Garis-Gagal dan Benturan Peradaban: Reaksi Solidaritas Negara-Negara Arab Terhadap Perjuangan Kemerdekaan Palestina

Garis-Gagal dan Benturan Peradaban

Reaksi Solidaritas Negara-Negara Arab Terhadap Perjuangan Kemerdekaan Palestina

Perjuangan kemerdekaan Palestina yang begitu rumit akhir-akhir ini banyak mendapat sorotan media, dan menjadi wacana yang menarik di kalangan penstudi Hubungan Internasional khususnya. Terutama ketika wacana ini masuk dalam PBB dan mendapat dukungan penuh dari negara-negara yang sebelumnya ragu, status-quo, dan bahkan tidak mendukung sama sekali Palestina menjadi salah satu anggota PBB yang memiliki hak suara secara penuh.

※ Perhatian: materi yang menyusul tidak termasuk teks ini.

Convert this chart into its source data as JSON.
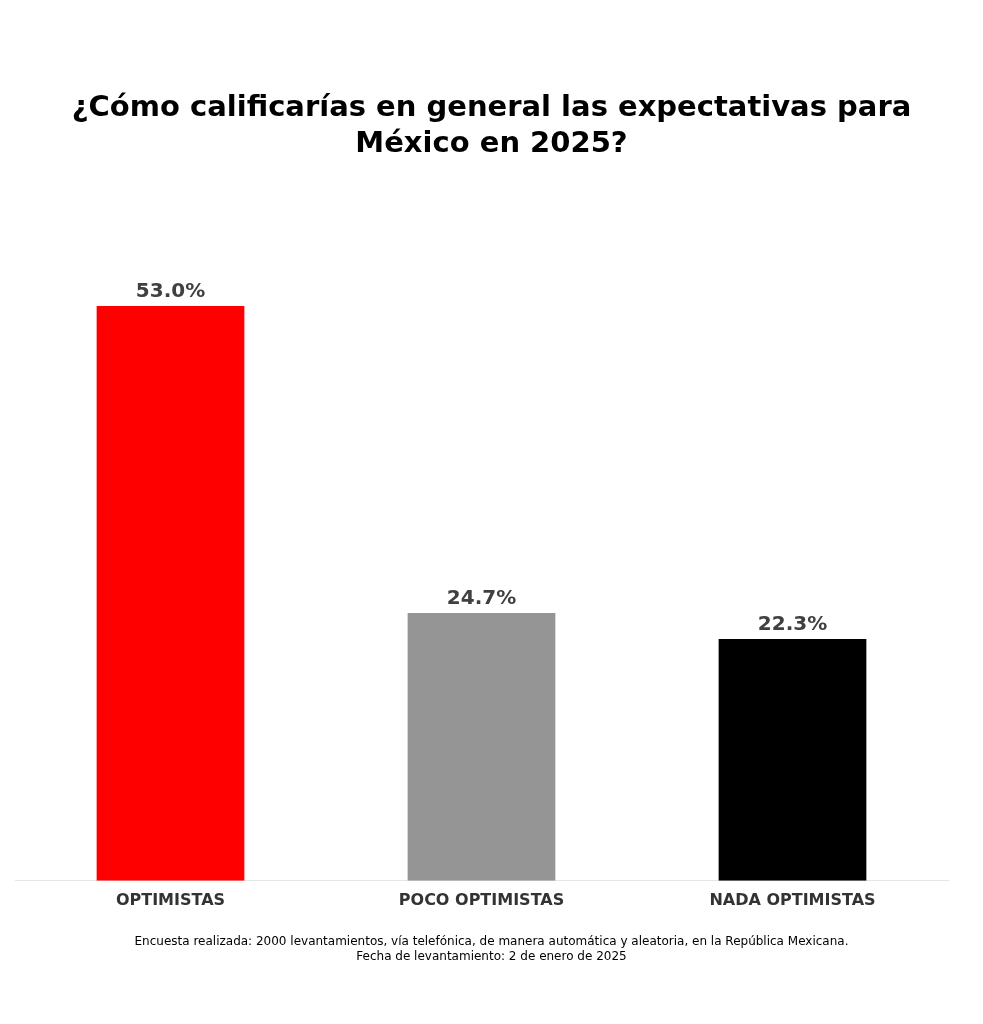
{
  "chart_data": {
    "type": "bar",
    "title": "¿Cómo calificarías en general las expectativas para México en 2025?",
    "categories": [
      "OPTIMISTAS",
      "POCO OPTIMISTAS",
      "NADA OPTIMISTAS"
    ],
    "values": [
      53.0,
      24.7,
      22.3
    ],
    "colors": [
      "#ff0000",
      "#959595",
      "#000000"
    ],
    "value_labels": [
      "53.0%",
      "24.7%",
      "22.3%"
    ],
    "grid": false,
    "legend": false,
    "annotations": [
      "Encuesta realizada: 2000 levantamientos, vía telefónica, de manera automática y aleatoria, en  la República Mexicana.",
      "Fecha de levantamiento: 2 de enero de 2025"
    ]
  }
}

Babak Baru dan Fenomena Baru

Seperti yang dituliskan oleh A. Safril Mubah dalam Opini-nya di Jawa Pos tanggal 22 September 2011, perjalanan yang dilalui Palestina bukanlah hal yang mudah, berliku, dan justru cenderung terjal. Sejak terbunuhnya Yitzhak Rabin pada 4 November 1995, penulis sempat skeptis terhadap beberapa solusi dalam mengupayakan perdamaian antara Israel dan Palestina. Tetapi pada wacana Palestina dalam PBB kali ini berbeda. Dengan usaha untuk menembus PBB, kali ini dukungan terhadap upaya Palestina kian menguat. Mesir dan Turki yang enggan dalam mendukung kemerdekaan Palestina, kini menyatakan dukungan secara penuh pada Palestina. Solidaritas dari negara-negara Arab tidak pernah sekuat ini sehingga menyebabkan Israel dan Amerika Serikat (AS) terjepit dalam kontestasi politik global. Hal inilah yang mengingatkan penulis akan salah satu futurologis yang banyak dipuja tetapi banyak juga dicela oleh karena teori kontroversialnya, yaitu Samuel P. Huntington yang pernah meramalkan akan adanya “clash of civilization” yaitu benturan peradaban, dalam hal ini sebagaimana yang diramalkan oleh Huntington, ialah Arab versus Barat, tetapi dalam kasus ini penulis melihat bahwa term Arab versus Yahudi-Israel (dan pendukungnya- AS).

Garis Gagal Peradaban

Dalam menjelaskan konstelasi politik pada ramalan akan clash of civilization, Huntington menyampaikan suatu hal penting yang menjadi indikator akan clash tersebut yaitu fault-line atau garis gagal imajiner antar peradaban. Bagaimana kita dapat mengetahui garis gagal imajiner tersebut? Hal ini terlihat dari bagaimana reaksi negara-negara Arab, apakah mementingkan pilihan-pilihan rasional secara politis, atau kinship feeling antar sesama anggota Arab? Yang belum tentu memiliki keuntungan-keuntungan politis dan strategis didalamnya. Memang dukungan Mesir yang menjadi semakin tegas tidak lepas dari kondisi politik domestik setelah transisi rezim dari Husni Mubarak ke Omar Sulaiman. Tetapi secara sosiologis kinship feeling yang ada berkembang, apalagi kinship itu sebagai kepentingan politik dapat diakomodasi oleh rezim yang ada. Selain itu kinship terhadap Palestina semakin berkembang. Bukan saja antara Arab versus Israel, tetapi Islam versus Yahudi- Israel dan AS sebagai sekutunya. Hal ini terlihat dalam bagaimana semua negara yang mayoritas warga negaranya beragama Islam mendukung kemerdekaan dan pengakuan hak penuh Palestina di PBB.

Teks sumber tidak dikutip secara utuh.